On entend volontiers que les participants éprouvent tellement d’intérêt vis-à-vis de cette nouvelle manière de travailler qu’ils ne peuvent envisager de laisser leur place vide, qu’ils se doivent aussi d’en faire « profiter » leurs collègues… quoi de plus intéressant quand on sait que cette formation a pour objectif de favoriser la collaboration, la coopération.

Les contacts et rencontres entre l’Université de Paix et l’éducation nationale algérienne ont eu lieu à partir de juillet 2006, afin de voir les possibilités et intérêts de travailler ensemble dans le cadre de projets de développement portés par le CISP (ONG italienne) et ses partenaires associatifs algériens. En 2012, nous continuons les partenariats et actions entreprises à travers le Réseau Université de Paix. Selma Khelif nous offre sa vision de cette collaboration.

Témoignage de Selma Khelif – Psychologue et coordinatrice de projet de développement pour le CISP Algérie

Ma première rencontre avec le programme et les formateurs de l’Université de Paix s’est faite en 2007. Un programme de formation qui rassemble des jeux de coopération afin de donner à voir qu’il y a d’autres possibilités de répondre à l’autre, de tisser des liens avec l’autre que celles que nous apprenons plus aisément à l’école et ailleurs. En effet, il y a la coopération, la collaboration ! Il n’y a pas que la compétition, quoi qu’il arrive. C’est une occasion, en quelque sorte de donner à voir que je peux réussir sans piétiner mon camarade, que je peux réussir même en faisant justement attention à ce camarade, en l’aidant en cours de route. Et cette dernière réussite est double car elle l’est aussi dans le sens d’une réussite dans le tissage de liens de confiance…

Cette aventure a commencé par la formation dans un premier temps des animateurs d’associations partenaires travaillant auprès des enfants ; dans un second temps, à Bab El Oued (BEO) –quartier populaire d’Alger- des enseignants, des adjoints de l’éducation et des conseillers d’éducation et d’orientation, grâce à un module d’initiation en mai 2007, puis d’approfondissement en novembre 2007.

Les premiers modules de formation ont été animés par des formateurs de l’Université de Paix, sous forme de 4 jours de suite par module, en ma présence. Les participants sont des professionnels, convoqués par leur tutelle afin de participer à la formation, souvent sans trop connaître l’objectif de cette dernière.
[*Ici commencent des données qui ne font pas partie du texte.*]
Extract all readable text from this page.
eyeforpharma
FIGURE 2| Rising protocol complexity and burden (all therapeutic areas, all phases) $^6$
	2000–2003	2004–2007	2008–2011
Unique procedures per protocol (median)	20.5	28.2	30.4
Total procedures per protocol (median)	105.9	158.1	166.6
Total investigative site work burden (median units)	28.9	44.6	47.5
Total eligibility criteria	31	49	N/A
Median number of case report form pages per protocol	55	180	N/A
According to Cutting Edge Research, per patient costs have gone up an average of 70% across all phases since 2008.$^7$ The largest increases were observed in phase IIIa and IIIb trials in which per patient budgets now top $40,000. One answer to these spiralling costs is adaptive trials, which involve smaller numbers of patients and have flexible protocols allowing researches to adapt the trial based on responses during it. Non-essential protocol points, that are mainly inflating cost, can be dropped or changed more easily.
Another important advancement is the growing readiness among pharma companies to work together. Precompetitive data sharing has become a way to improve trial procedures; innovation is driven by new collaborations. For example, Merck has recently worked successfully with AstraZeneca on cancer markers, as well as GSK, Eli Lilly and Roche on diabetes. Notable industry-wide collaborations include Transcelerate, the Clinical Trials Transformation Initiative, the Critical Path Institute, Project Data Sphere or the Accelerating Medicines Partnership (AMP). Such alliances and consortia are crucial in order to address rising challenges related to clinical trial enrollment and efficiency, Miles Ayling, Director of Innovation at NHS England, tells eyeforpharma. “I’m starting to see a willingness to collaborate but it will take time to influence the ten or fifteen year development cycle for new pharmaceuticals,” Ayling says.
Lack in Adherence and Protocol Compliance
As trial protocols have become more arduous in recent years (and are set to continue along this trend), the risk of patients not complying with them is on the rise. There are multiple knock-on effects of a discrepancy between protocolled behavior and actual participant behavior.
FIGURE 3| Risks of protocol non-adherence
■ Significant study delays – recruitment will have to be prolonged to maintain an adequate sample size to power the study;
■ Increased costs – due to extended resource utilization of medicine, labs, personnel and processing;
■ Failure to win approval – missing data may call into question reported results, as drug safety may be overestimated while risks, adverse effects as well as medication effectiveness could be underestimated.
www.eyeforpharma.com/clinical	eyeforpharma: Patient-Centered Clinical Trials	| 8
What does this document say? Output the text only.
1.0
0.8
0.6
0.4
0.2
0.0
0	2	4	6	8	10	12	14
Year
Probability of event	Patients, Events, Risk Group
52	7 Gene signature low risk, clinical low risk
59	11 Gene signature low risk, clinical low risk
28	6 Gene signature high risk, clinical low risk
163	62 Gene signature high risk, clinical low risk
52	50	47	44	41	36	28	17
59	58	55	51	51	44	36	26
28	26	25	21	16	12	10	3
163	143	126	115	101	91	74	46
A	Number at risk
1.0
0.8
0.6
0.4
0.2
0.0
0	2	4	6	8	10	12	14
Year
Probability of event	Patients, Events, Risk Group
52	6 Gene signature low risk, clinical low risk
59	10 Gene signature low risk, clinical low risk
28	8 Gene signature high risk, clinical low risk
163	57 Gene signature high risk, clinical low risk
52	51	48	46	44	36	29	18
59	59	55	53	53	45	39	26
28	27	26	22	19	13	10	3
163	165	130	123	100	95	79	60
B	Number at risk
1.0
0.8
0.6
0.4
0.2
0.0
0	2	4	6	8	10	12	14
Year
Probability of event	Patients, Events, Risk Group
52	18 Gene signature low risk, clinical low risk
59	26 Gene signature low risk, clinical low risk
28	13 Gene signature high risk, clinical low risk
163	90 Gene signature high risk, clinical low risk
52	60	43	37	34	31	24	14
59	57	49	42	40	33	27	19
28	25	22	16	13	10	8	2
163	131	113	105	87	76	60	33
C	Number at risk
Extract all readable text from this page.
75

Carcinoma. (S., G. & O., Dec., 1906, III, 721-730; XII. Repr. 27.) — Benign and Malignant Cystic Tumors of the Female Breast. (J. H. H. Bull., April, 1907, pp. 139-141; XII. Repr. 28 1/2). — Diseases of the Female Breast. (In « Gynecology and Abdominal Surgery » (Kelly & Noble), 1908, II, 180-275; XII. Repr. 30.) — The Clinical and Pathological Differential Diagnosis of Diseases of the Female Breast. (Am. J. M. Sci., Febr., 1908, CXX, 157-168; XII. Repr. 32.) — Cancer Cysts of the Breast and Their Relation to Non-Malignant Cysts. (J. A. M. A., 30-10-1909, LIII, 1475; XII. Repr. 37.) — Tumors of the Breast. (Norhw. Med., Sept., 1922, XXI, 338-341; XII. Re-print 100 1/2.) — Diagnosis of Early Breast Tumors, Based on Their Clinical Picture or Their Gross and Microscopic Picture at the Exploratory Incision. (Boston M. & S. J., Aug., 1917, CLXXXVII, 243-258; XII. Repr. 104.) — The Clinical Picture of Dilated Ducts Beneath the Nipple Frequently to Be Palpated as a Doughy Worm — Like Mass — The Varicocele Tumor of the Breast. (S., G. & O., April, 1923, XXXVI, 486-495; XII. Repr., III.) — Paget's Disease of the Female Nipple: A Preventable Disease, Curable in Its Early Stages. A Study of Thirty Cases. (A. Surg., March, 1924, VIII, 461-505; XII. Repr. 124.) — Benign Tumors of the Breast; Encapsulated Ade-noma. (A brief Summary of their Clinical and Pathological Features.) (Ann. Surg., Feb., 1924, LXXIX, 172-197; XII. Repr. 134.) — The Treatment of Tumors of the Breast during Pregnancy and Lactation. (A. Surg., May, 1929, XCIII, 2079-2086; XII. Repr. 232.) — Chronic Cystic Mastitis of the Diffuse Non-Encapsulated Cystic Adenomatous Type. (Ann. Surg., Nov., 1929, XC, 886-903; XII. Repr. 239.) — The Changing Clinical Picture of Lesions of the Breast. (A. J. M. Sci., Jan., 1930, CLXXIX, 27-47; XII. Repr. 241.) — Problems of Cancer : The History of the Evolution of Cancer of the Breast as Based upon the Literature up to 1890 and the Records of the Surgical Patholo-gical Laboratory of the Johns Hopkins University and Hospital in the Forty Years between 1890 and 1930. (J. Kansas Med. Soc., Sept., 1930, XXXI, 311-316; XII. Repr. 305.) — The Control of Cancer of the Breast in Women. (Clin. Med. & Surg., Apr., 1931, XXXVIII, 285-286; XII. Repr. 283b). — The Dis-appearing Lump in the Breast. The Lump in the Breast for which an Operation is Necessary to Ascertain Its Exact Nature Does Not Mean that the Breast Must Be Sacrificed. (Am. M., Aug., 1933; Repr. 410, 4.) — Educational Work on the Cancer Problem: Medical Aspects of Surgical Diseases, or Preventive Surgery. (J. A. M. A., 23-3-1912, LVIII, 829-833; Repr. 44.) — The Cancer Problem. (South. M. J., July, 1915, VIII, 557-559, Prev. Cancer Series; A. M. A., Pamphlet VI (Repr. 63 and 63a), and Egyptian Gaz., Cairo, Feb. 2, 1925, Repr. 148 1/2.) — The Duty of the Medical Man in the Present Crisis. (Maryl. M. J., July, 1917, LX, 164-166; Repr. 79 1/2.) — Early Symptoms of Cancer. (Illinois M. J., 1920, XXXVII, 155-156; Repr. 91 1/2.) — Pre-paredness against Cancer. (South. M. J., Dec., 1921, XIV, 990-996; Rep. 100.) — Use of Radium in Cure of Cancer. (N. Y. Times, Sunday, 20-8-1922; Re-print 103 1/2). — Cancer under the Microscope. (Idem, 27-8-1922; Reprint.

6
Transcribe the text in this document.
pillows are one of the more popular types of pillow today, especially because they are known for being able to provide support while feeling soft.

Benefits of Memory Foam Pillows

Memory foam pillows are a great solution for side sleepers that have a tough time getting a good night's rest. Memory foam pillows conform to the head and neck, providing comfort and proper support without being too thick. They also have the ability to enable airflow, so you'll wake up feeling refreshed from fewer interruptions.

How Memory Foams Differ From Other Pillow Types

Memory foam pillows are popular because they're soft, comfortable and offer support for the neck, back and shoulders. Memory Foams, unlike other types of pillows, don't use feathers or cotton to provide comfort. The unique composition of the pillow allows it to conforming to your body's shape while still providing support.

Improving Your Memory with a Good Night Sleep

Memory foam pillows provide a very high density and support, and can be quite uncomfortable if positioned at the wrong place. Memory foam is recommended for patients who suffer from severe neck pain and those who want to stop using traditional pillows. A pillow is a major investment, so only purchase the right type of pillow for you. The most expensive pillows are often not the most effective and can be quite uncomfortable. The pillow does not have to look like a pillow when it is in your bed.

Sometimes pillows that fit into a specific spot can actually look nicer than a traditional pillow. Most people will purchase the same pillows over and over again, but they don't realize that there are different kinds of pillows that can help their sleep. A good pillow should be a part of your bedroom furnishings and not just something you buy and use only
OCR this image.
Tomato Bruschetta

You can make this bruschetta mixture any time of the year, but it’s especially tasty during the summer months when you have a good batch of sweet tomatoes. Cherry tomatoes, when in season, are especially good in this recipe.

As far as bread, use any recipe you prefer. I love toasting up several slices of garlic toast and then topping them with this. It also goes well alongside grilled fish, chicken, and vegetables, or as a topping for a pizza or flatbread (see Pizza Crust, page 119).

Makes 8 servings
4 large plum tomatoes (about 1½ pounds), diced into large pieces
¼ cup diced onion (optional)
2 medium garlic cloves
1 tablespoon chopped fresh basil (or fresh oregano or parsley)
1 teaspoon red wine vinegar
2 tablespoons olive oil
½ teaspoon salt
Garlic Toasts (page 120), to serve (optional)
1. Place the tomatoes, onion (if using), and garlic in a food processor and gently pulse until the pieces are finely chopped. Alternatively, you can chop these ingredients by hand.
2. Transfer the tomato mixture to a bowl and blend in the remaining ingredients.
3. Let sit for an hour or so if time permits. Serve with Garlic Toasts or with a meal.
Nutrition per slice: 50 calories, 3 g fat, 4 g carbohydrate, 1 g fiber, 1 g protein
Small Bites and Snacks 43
Dès le premier jour du module, les participants sont agréablement surpris par l’aménagement de la salle (en cercle, sans table) et, très vite, par l’aspect ludique de la formation et par les attentions qui leur sont accordées. Alors le participant qui ne peut assister le deuxième jour trouve judicieux d’envoyer un collègue à lui, à sa place. Cela a été d’abord « déroutant », car il semble qu’il est plus « utile » d’assister aux 4 jours, afin de comprendre la philosophie transmise par les concepts et les jeux de coopération ! On dira que cela se passe « à l’algérienne ! », avec un brin d’ironie. Et quand on se donne la peine d’aller au-delà de ces considérations organisationnelles d’efficacité, on entend volontiers que les participants éprouvent tellement d’intérêt vis-à-vis de cette nouvelle manière de travailler qu’ils ne peuvent envisager de laisser leur place vide, qu’ils se doivent aussi d’en faire « profiter » leurs collègues… quoi de plus intéressant quand on sait que cette formation a pour objectif de favoriser la collaboration, la coopération !

Et oui, tous les participants ont considéré ce module de formation comme un moment de « repos », de « soin »,… un moment pour revenir sur eux-mêmes, se détendre, réfléchir sur soi sans la pression de tous les jours… Un enseignant a rapporté que son épouse souhaitait que ce style de formation se renouvelle régulièrement, car son époux « a changé ! Il rentre à la maison souriant, discute avec les enfants… et ne s’est pas mis en colère durant toute la semaine de formation… ».

Les professionnels de l’éducation soulignent avant tout et essentiellement cet apport personnel de la formation qui fait qu’ils vont à la rencontre de l’autre (famille, élèves, collègues,…) de manière sereine, et… cela se voit !

Ensuite, chaque année, deux modules de formation sont proposés. Pour les participants -les encadreurs des enfants, cela est apparu un peu lent au niveau de la progression, de la diffusion et de l’intérêt manifesté pour ces concepts. Il a fallu envisager la formation de formateurs, des relais algériens. Quoi de plus efficace que de former des animateurs et des professionnels des associations partenaires dans la diffusion, entre pairs, d’une communication non-violente ? … Et, pour que la diffusion se fasse plus vite et qu’elle s’adapte aux contextes et aux opportunités.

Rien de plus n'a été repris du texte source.